Friesen, who is Métis, works as a writer, director and producer and is the founder of Chasing Pictures Inc. He created Health Nutz, and wrote and produced it with partner Dasha Novak (Snow Crow Productions). Friesen's previous credits include his work on animated series The Adventures of Artie the Ant for APTN and documentary film Karl May & The Wild West.
Health Nutz's six-episode second season stars Toronto actor Wesley French (Cashing In, Shania) and Lucie Guest (Edgemont, Repeaters). Guest stars include Brian George (Seinfeld, Big Bang Theory), Loverboy's Mike Reno and Rock 101 FM's Bro Jake Edwards.
The show is set in North Vancouver and is centred around a fictional First Nation. It focuses on Axel Salmonbelly (French) who's appointed by his father, the nation's chief, to manage the Health Nutz Juice Bar, a popular community hang out on the reserve, after its owner fails to return from Las Vegas. Axel, a former professional golfer who is struggling with his sobriety, is "like the proverbial fish out of water, or more appropriately, the drunk out of work with no money," according to show producers.
Health Nutz follows Axel as he tries to turn his life around with the support of the juice bar's colourful staff and patrons, like a yoga instructor, played by George, who's more into bettering his financial situation than the health and well-being of his yogis and often uses hypnotism to his advantage.
Racy at times, the outlandish situations the characters find themselves in is intended to be taken all in good fun and the show has found a broad audience.
"The thing with comedy where I think it works is you've just got to escalate it and that's what I do," says Friesen.
"The characters say things a lot of times that you wish you could say or they're just like 'Oh my God I can't believe you did that or he is going to do that.' And I really like to do that because I think a lot of times we wish we could be more like that," he adds.
While Health Nutz focuses on those involved in the natural health and First Nations communities, it's not intended to make a commentary or speak to a certain stereotype, rather the show's humour is derived from the choices of each individual character, not the industry or culture they happen to be involved in as a whole.

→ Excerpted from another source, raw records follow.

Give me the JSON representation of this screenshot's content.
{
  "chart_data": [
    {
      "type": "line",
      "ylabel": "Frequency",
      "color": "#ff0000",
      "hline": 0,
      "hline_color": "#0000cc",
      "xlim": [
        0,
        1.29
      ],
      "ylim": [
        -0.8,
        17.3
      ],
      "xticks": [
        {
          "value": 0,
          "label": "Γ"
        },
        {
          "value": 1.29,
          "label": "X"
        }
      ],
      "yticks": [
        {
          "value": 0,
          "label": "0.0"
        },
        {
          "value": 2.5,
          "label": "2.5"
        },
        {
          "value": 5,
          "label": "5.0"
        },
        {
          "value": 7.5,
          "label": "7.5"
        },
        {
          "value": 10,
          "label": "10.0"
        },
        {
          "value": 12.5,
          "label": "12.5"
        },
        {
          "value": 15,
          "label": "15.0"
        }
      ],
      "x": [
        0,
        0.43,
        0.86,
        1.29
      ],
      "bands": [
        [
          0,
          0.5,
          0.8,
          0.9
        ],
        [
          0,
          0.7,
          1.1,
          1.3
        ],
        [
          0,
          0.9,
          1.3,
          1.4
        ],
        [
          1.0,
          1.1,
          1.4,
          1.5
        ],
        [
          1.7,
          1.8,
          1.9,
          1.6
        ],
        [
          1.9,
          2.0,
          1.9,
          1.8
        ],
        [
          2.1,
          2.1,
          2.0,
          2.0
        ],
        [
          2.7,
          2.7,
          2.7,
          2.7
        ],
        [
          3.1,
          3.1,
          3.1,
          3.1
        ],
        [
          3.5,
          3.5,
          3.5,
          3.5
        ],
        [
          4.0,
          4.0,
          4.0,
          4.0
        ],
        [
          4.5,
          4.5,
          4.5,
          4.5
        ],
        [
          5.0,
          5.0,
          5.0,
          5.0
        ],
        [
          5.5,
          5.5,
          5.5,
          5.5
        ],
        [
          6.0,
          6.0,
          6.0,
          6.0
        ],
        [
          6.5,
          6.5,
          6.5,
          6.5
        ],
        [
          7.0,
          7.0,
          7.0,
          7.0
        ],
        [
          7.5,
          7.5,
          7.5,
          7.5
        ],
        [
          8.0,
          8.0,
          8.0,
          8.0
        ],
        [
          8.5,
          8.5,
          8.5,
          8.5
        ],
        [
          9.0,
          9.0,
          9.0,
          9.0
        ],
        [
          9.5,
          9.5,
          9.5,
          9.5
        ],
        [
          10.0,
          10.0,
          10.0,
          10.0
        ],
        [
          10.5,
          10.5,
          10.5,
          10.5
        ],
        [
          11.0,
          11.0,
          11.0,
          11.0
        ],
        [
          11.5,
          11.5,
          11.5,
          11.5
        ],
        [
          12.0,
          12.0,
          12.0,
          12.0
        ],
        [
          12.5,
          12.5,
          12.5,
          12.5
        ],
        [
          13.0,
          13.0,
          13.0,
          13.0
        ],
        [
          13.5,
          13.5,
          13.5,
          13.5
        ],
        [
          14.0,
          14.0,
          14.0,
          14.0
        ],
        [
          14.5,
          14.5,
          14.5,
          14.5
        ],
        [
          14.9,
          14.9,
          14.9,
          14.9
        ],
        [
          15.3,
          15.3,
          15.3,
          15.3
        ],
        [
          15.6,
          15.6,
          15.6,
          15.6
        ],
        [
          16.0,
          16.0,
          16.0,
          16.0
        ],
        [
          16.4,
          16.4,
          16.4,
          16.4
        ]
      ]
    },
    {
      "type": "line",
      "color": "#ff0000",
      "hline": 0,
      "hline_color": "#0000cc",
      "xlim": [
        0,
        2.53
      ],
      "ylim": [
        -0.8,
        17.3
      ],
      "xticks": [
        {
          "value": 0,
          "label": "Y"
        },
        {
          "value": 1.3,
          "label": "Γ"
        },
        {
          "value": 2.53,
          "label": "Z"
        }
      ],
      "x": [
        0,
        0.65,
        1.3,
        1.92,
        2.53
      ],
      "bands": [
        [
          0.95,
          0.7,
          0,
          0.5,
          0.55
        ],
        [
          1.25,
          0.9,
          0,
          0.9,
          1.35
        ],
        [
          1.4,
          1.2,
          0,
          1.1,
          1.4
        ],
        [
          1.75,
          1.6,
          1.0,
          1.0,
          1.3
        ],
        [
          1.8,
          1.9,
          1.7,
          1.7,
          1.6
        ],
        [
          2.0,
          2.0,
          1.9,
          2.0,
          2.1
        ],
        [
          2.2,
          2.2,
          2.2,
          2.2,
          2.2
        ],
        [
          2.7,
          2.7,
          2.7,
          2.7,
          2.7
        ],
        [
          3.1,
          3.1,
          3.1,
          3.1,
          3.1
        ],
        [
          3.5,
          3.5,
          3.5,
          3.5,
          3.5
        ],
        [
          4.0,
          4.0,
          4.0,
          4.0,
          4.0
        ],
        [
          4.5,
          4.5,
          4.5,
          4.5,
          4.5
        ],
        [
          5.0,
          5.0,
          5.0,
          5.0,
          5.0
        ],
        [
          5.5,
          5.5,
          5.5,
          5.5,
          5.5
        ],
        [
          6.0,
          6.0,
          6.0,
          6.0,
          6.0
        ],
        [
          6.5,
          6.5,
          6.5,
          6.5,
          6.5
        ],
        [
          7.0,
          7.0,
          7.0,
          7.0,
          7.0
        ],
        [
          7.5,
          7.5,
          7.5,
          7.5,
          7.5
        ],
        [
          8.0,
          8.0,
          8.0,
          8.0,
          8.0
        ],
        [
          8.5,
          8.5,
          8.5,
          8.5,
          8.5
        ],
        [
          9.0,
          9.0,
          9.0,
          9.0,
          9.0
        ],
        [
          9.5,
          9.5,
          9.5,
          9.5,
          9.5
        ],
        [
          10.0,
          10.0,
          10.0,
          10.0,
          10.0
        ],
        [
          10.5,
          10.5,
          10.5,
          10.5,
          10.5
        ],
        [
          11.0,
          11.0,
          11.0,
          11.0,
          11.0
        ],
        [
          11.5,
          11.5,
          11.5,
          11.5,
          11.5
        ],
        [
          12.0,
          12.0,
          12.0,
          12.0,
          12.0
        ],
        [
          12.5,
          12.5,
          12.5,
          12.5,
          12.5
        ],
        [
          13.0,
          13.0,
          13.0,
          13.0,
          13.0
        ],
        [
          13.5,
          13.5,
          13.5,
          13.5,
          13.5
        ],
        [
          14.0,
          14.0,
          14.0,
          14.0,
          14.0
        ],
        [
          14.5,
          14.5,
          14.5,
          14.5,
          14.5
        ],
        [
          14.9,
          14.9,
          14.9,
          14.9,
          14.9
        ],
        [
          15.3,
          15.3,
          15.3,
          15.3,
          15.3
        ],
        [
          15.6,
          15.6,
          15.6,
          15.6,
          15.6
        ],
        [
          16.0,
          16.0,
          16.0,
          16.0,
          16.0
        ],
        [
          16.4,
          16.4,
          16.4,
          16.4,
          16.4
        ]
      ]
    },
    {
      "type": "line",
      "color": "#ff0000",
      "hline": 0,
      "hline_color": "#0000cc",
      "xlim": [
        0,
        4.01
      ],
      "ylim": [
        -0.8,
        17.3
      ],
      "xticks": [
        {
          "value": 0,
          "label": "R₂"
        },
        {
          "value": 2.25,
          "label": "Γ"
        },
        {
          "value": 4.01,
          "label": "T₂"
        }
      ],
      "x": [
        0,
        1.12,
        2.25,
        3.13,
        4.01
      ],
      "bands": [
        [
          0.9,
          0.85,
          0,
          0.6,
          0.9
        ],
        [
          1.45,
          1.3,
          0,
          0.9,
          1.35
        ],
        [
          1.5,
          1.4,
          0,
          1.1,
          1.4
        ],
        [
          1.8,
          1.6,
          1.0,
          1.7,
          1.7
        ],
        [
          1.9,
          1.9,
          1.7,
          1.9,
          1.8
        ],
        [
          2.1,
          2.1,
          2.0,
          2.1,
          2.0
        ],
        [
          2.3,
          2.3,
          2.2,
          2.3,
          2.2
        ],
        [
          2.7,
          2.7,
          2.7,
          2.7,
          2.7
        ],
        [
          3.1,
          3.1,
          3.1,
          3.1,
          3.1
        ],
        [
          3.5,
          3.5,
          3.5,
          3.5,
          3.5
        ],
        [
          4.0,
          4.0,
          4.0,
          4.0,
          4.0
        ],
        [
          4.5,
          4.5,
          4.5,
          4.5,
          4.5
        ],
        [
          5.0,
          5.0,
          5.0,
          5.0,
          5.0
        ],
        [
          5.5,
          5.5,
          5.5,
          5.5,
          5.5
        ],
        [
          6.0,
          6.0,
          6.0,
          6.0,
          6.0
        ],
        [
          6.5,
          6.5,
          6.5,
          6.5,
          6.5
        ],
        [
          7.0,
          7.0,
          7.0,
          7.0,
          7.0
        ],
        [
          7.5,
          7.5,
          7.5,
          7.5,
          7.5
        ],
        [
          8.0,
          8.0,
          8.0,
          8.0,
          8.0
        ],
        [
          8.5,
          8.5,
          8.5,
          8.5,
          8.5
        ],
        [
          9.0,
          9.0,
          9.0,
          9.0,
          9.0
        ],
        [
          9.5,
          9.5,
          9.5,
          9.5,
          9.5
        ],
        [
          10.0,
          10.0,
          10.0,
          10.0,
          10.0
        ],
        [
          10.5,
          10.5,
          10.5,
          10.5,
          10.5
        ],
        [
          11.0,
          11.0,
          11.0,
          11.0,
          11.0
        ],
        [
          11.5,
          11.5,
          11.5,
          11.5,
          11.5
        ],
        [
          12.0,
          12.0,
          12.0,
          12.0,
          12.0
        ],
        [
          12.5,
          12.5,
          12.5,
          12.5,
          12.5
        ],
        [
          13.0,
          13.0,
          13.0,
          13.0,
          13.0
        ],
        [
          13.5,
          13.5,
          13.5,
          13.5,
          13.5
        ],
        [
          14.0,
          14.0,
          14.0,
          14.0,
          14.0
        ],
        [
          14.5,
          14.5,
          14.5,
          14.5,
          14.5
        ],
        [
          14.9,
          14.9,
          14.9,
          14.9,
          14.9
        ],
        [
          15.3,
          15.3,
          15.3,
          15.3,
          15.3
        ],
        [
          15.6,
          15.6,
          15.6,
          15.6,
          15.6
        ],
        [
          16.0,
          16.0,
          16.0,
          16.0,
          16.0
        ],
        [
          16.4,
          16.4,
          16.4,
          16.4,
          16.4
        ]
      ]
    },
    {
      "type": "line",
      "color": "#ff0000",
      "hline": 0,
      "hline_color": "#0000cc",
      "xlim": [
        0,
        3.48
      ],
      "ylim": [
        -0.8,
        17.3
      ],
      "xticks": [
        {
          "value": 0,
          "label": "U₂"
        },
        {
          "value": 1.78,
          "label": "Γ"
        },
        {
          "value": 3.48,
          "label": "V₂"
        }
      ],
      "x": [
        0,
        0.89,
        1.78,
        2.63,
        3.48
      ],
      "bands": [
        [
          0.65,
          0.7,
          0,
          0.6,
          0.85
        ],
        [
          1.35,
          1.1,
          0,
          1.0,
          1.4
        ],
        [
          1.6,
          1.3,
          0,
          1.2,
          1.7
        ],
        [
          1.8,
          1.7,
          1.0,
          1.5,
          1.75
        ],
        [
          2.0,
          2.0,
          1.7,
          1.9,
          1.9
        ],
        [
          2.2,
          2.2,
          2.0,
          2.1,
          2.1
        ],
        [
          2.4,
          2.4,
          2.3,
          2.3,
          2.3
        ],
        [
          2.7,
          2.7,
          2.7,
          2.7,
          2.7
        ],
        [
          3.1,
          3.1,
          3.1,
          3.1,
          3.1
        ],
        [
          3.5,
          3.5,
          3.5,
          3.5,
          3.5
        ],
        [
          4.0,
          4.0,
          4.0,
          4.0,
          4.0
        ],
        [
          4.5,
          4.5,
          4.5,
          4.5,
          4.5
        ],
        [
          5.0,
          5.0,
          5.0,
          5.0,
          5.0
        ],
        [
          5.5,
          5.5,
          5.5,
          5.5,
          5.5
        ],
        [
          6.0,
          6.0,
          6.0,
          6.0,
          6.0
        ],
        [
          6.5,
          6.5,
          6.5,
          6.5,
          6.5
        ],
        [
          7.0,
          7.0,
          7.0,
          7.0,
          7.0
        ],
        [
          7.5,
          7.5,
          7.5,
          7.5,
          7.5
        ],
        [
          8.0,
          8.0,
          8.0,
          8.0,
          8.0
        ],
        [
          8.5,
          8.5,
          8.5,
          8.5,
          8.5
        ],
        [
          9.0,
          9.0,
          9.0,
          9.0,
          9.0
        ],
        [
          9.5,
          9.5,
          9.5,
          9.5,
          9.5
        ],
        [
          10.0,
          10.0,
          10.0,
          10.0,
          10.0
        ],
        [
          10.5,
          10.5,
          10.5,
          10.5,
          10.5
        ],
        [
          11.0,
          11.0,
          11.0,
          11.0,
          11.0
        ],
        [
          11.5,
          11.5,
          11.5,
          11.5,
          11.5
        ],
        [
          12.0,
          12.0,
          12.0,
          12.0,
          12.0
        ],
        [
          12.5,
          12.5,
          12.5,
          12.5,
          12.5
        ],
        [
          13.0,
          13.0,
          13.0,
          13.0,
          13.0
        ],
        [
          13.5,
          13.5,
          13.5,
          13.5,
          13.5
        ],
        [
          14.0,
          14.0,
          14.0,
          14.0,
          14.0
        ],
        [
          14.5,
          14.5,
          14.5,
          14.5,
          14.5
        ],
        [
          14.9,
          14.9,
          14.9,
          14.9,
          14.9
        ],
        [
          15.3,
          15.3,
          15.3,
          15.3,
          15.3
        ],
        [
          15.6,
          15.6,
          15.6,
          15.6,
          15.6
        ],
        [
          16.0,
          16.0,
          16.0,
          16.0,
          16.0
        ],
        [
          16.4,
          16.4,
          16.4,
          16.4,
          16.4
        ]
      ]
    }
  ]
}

"It's not the yoga that's the problem, it's the guy teaching the yoga," says Friesen.
The crux of the show is its emphasis on community.
"Everyone wants to be a part of a community and they want to be accepted for who they are and not judged," he says. "When you look at the show as a whole everyone has their own little odd idiosyncrasies, but they're all welcome."
Friesen set the show in North Vancouver because he likes the area's strong sense of community. "I grew up in Kamloops and when I go there, it just makes me feel like I'm in a small town again," he says.
While most of the series was shot at Burnaby's Bridge Studios, the upcoming episode, directed by Carl Bessai and featuring a sexually confused sasquatch, will go to air Saturday, Feb. 9 at 6 p.m. and was shot in Lynn Valley back in November 2011.
Following shooting, Friesen donated the set, props and costumes to his alma mater, Capilano University. He attended the school's Aboriginal film program, and was aided in getting Health Nutz on APTN thanks to connections forged while a student.
Friesen is currently shopping Health Nutz to bigger broadcasters throughout North America in hopes of increasing his audience.
"It's really cool just to remember when I was working in that juice bar and then now you're at Bridge Studios and the set's built and now it's become a reality, it's pretty mind blowing," he says.